Proper oversight of climate risk and climate change-related reporting in relevant markets falls squarely within these statutory objectives.

However, analysis by ClientEarth into climate-related disclosures by the largest 250 UK companies from 2019-2020 found widespread reporting failures across sectors. And yet the FCA has failed to take public, if any, enforcement action to date.

In a letter to the regulator sent alongside the referrals, our lawyers warn that the FCA’s continued failure to hold businesses accountable for reporting infringements is unacceptable and puts it at risk of breaching its own statutory objectives.

They argue that the FCA’s current inaction is out of kilter with its new remit from the Treasury on climate change, and leaves it open to legal challenge.

“The FCA risks its own integrity as a regulator, and that of the UK economy. Future regulation may simply be ignored if the FCA continues to turn a blind eye to inconsistencies and – at worst – misleading statements in climate reporting,” Petzsch said.

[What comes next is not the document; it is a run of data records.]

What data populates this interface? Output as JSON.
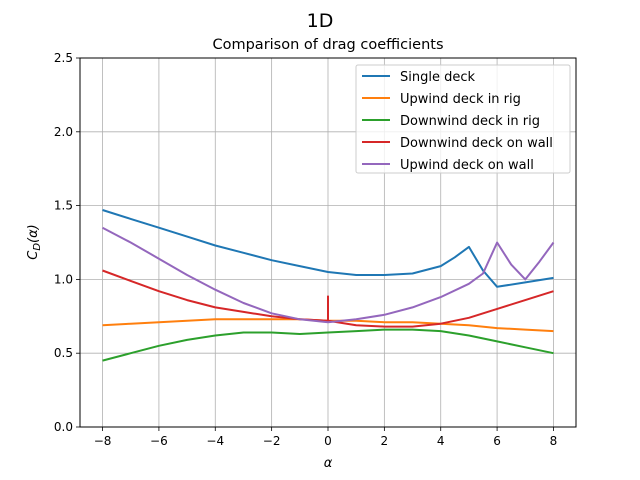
{
  "chart_data": {
    "type": "line",
    "suptitle": "1D",
    "title": "Comparison of drag coefficients",
    "xlabel": "α",
    "ylabel": "C_D(α)",
    "xlim": [
      -8.8,
      8.8
    ],
    "ylim": [
      0.0,
      2.5
    ],
    "xticks": [
      -8,
      -6,
      -4,
      -2,
      0,
      2,
      4,
      6,
      8
    ],
    "xtick_labels": [
      "−8",
      "−6",
      "−4",
      "−2",
      "0",
      "2",
      "4",
      "6",
      "8"
    ],
    "yticks": [
      0.0,
      0.5,
      1.0,
      1.5,
      2.0,
      2.5
    ],
    "ytick_labels": [
      "0.0",
      "0.5",
      "1.0",
      "1.5",
      "2.0",
      "2.5"
    ],
    "grid": true,
    "legend_position": "top-right",
    "series": [
      {
        "name": "Single deck",
        "color": "#1f77b4",
        "x": [
          -8,
          -7,
          -6,
          -5,
          -4,
          -3,
          -2,
          -1,
          0,
          1,
          2,
          3,
          4,
          4.5,
          5,
          5.5,
          6,
          7,
          8
        ],
        "y": [
          1.47,
          1.41,
          1.35,
          1.29,
          1.23,
          1.18,
          1.13,
          1.09,
          1.05,
          1.03,
          1.03,
          1.04,
          1.09,
          1.15,
          1.22,
          1.06,
          0.95,
          0.98,
          1.01
        ]
      },
      {
        "name": "Upwind deck in rig",
        "color": "#ff7f0e",
        "x": [
          -8,
          -7,
          -6,
          -5,
          -4,
          -3,
          -2,
          -1,
          0,
          1,
          2,
          3,
          4,
          5,
          6,
          7,
          8
        ],
        "y": [
          0.69,
          0.7,
          0.71,
          0.72,
          0.73,
          0.73,
          0.73,
          0.73,
          0.72,
          0.72,
          0.71,
          0.71,
          0.7,
          0.69,
          0.67,
          0.66,
          0.65
        ]
      },
      {
        "name": "Downwind deck in rig",
        "color": "#2ca02c",
        "x": [
          -8,
          -7,
          -6,
          -5,
          -4,
          -3,
          -2,
          -1,
          0,
          1,
          2,
          3,
          4,
          5,
          6,
          7,
          8
        ],
        "y": [
          0.45,
          0.5,
          0.55,
          0.59,
          0.62,
          0.64,
          0.64,
          0.63,
          0.64,
          0.65,
          0.66,
          0.66,
          0.65,
          0.62,
          0.58,
          0.54,
          0.5
        ]
      },
      {
        "name": "Downwind deck on wall",
        "color": "#d62728",
        "x": [
          -8,
          -7,
          -6,
          -5,
          -4,
          -3,
          -2,
          -1,
          0,
          1,
          2,
          3,
          4,
          5,
          6,
          7,
          8
        ],
        "y": [
          1.06,
          0.99,
          0.92,
          0.86,
          0.81,
          0.78,
          0.75,
          0.73,
          0.72,
          0.69,
          0.68,
          0.68,
          0.7,
          0.74,
          0.8,
          0.86,
          0.92
        ]
      },
      {
        "name": "Upwind deck on wall",
        "color": "#9467bd",
        "x": [
          -8,
          -7,
          -6,
          -5,
          -4,
          -3,
          -2,
          -1,
          0,
          1,
          2,
          3,
          4,
          5,
          5.5,
          6,
          6.5,
          7,
          7.5,
          8
        ],
        "y": [
          1.35,
          1.25,
          1.14,
          1.03,
          0.93,
          0.84,
          0.77,
          0.73,
          0.71,
          0.73,
          0.76,
          0.81,
          0.88,
          0.97,
          1.04,
          1.25,
          1.1,
          1.0,
          1.12,
          1.25
        ]
      }
    ],
    "spike": {
      "series": "Downwind deck on wall",
      "x": 0,
      "y_from": 0.72,
      "y_to": 0.89
    }
  }
}
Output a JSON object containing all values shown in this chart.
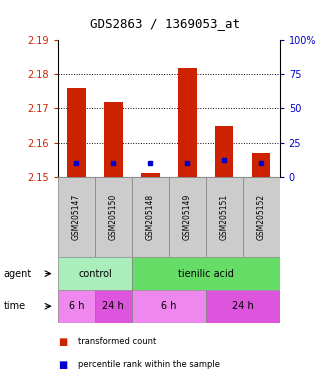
{
  "title": "GDS2863 / 1369053_at",
  "samples": [
    "GSM205147",
    "GSM205150",
    "GSM205148",
    "GSM205149",
    "GSM205151",
    "GSM205152"
  ],
  "bar_tops": [
    2.176,
    2.172,
    2.151,
    2.182,
    2.165,
    2.157
  ],
  "bar_bottom": 2.15,
  "blue_vals": [
    2.154,
    2.154,
    2.154,
    2.154,
    2.155,
    2.154
  ],
  "ylim": [
    2.15,
    2.19
  ],
  "yticks_left": [
    2.15,
    2.16,
    2.17,
    2.18,
    2.19
  ],
  "yticks_right_labels": [
    "0",
    "25",
    "50",
    "75",
    "100%"
  ],
  "yticks_right_vals": [
    2.15,
    2.16,
    2.17,
    2.18,
    2.19
  ],
  "bar_color": "#cc2200",
  "blue_color": "#0000cc",
  "left_tick_color": "#cc2200",
  "right_tick_color": "#0000cc",
  "agent_groups": [
    {
      "label": "control",
      "start": 0,
      "end": 2,
      "color": "#aaeebb"
    },
    {
      "label": "tienilic acid",
      "start": 2,
      "end": 6,
      "color": "#66dd66"
    }
  ],
  "time_groups": [
    {
      "label": "6 h",
      "start": 0,
      "end": 1,
      "color": "#ee88ee"
    },
    {
      "label": "24 h",
      "start": 1,
      "end": 2,
      "color": "#dd55dd"
    },
    {
      "label": "6 h",
      "start": 2,
      "end": 4,
      "color": "#ee88ee"
    },
    {
      "label": "24 h",
      "start": 4,
      "end": 6,
      "color": "#dd55dd"
    }
  ],
  "legend_red_label": "transformed count",
  "legend_blue_label": "percentile rank within the sample",
  "agent_label": "agent",
  "time_label": "time",
  "sample_bg": "#cccccc",
  "grid_color": "black",
  "grid_linestyle": ":",
  "grid_linewidth": 0.7
}
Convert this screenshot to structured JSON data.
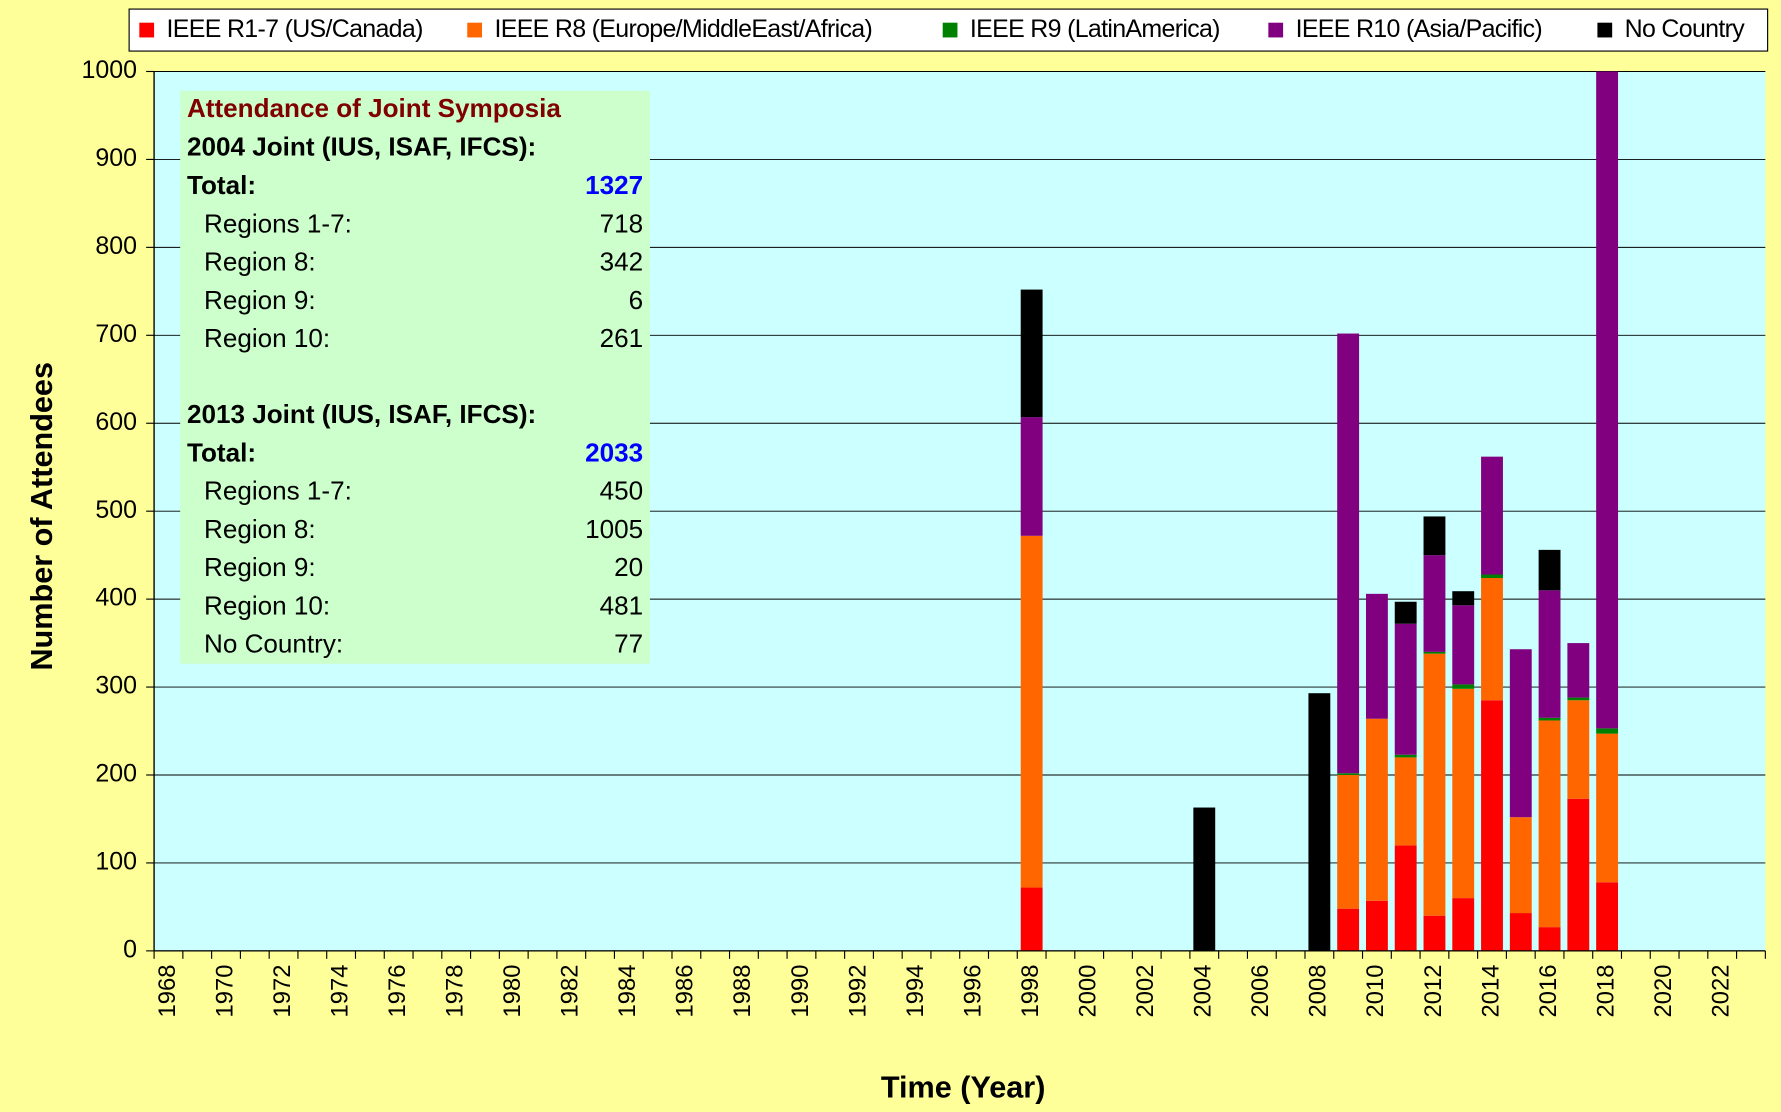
{
  "chart_data": {
    "type": "stacked_bar",
    "y_label": "Number of Attendees",
    "x_label": "Time (Year)",
    "categories": [
      "1968",
      null,
      "1970",
      null,
      "1972",
      null,
      "1974",
      null,
      "1976",
      null,
      "1978",
      null,
      "1980",
      null,
      "1982",
      null,
      "1984",
      null,
      "1986",
      null,
      "1988",
      null,
      "1990",
      null,
      "1992",
      null,
      "1994",
      null,
      "1996",
      null,
      "1998",
      null,
      "2000",
      null,
      "2002",
      null,
      "2004",
      null,
      "2006",
      null,
      "2008",
      null,
      "2010",
      null,
      "2012",
      null,
      "2014",
      null,
      "2016",
      null,
      "2018",
      null,
      "2020",
      null,
      "2022",
      null
    ],
    "series": [
      {
        "name": "IEEE R1-7 (US/Canada)",
        "color": "#ff0000",
        "values": [
          0,
          0,
          0,
          0,
          0,
          0,
          0,
          0,
          0,
          0,
          0,
          0,
          0,
          0,
          0,
          0,
          0,
          0,
          0,
          0,
          0,
          0,
          0,
          0,
          0,
          0,
          0,
          0,
          0,
          0,
          72,
          0,
          0,
          0,
          0,
          0,
          0,
          0,
          0,
          0,
          0,
          48,
          57,
          120,
          40,
          60,
          285,
          43,
          27,
          173,
          78,
          0,
          0,
          0,
          0,
          0
        ]
      },
      {
        "name": "IEEE R8 (Europe/MiddleEast/Africa)",
        "color": "#ff6600",
        "values": [
          0,
          0,
          0,
          0,
          0,
          0,
          0,
          0,
          0,
          0,
          0,
          0,
          0,
          0,
          0,
          0,
          0,
          0,
          0,
          0,
          0,
          0,
          0,
          0,
          0,
          0,
          0,
          0,
          0,
          0,
          400,
          0,
          0,
          0,
          0,
          0,
          0,
          0,
          0,
          0,
          0,
          152,
          207,
          100,
          298,
          238,
          139,
          109,
          235,
          112,
          169,
          0,
          0,
          0,
          0,
          0
        ]
      },
      {
        "name": "IEEE R9 (LatinAmerica)",
        "color": "#008000",
        "values": [
          0,
          0,
          0,
          0,
          0,
          0,
          0,
          0,
          0,
          0,
          0,
          0,
          0,
          0,
          0,
          0,
          0,
          0,
          0,
          0,
          0,
          0,
          0,
          0,
          0,
          0,
          0,
          0,
          0,
          0,
          0,
          0,
          0,
          0,
          0,
          0,
          0,
          0,
          0,
          0,
          0,
          2,
          0,
          3,
          2,
          5,
          4,
          0,
          3,
          3,
          6,
          0,
          0,
          0,
          0,
          0
        ]
      },
      {
        "name": "IEEE R10 (Asia/Pacific)",
        "color": "#800080",
        "values": [
          0,
          0,
          0,
          0,
          0,
          0,
          0,
          0,
          0,
          0,
          0,
          0,
          0,
          0,
          0,
          0,
          0,
          0,
          0,
          0,
          0,
          0,
          0,
          0,
          0,
          0,
          0,
          0,
          0,
          0,
          135,
          0,
          0,
          0,
          0,
          0,
          0,
          0,
          0,
          0,
          0,
          500,
          142,
          149,
          110,
          90,
          134,
          191,
          145,
          62,
          747,
          0,
          0,
          0,
          0,
          0
        ]
      },
      {
        "name": "No Country",
        "color": "#000000",
        "values": [
          0,
          0,
          0,
          0,
          0,
          0,
          0,
          0,
          0,
          0,
          0,
          0,
          0,
          0,
          0,
          0,
          0,
          0,
          0,
          0,
          0,
          0,
          0,
          0,
          0,
          0,
          0,
          0,
          0,
          0,
          145,
          0,
          0,
          0,
          0,
          0,
          163,
          0,
          0,
          0,
          293,
          0,
          0,
          25,
          44,
          16,
          0,
          0,
          46,
          0,
          0,
          0,
          0,
          0,
          0,
          0
        ]
      }
    ],
    "ylim": [
      0,
      1000
    ],
    "yticks": [
      0,
      100,
      200,
      300,
      400,
      500,
      600,
      700,
      800,
      900,
      1000
    ],
    "grid": true,
    "legend": "top",
    "annotation": {
      "title": "Attendance of Joint Symposia",
      "groups": [
        {
          "heading": "2004 Joint (IUS, ISAF, IFCS):",
          "rows": [
            {
              "label": "Total:",
              "value": 1327
            },
            {
              "label": "Regions 1-7:",
              "value": 718
            },
            {
              "label": "Region 8:",
              "value": 342
            },
            {
              "label": "Region 9:",
              "value": 6
            },
            {
              "label": "Region 10:",
              "value": 261
            }
          ]
        },
        {
          "heading": "2013 Joint (IUS, ISAF, IFCS):",
          "rows": [
            {
              "label": "Total:",
              "value": 2033
            },
            {
              "label": "Regions 1-7:",
              "value": 450
            },
            {
              "label": "Region 8:",
              "value": 1005
            },
            {
              "label": "Region 9:",
              "value": 20
            },
            {
              "label": "Region 10:",
              "value": 481
            },
            {
              "label": "No Country:",
              "value": 77
            }
          ]
        }
      ]
    }
  }
}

“It must show now that it is serious about enforcing against laggards if it is to fulfil its remit on climate change, and deliver on its promise to ensure a sustainable financial system.”

Auditing inefficiencies

The referrals also put Just Eat and Carnival’s respective auditors, Deloitte and PwC, on notice for failing to address climate risk in their audits of the companies’ financial statements.

Despite auditors publicly acknowledging the materiality of climate impacts to investors, they continue to sign off on reports that do not adequately disclose or address climate risk.

Petzsch added: “If auditors continue to give the stamp of approval to annual reports that ignore climate risks to investor capital then their trust value will depreciate.

“Auditors must take proper account of climate risk transparently, and consistently, for investors to keep faith in the quality of audits. This is the only way investors can determine how to achieve the massive reallocation of capital required to achieve the net zero transition.”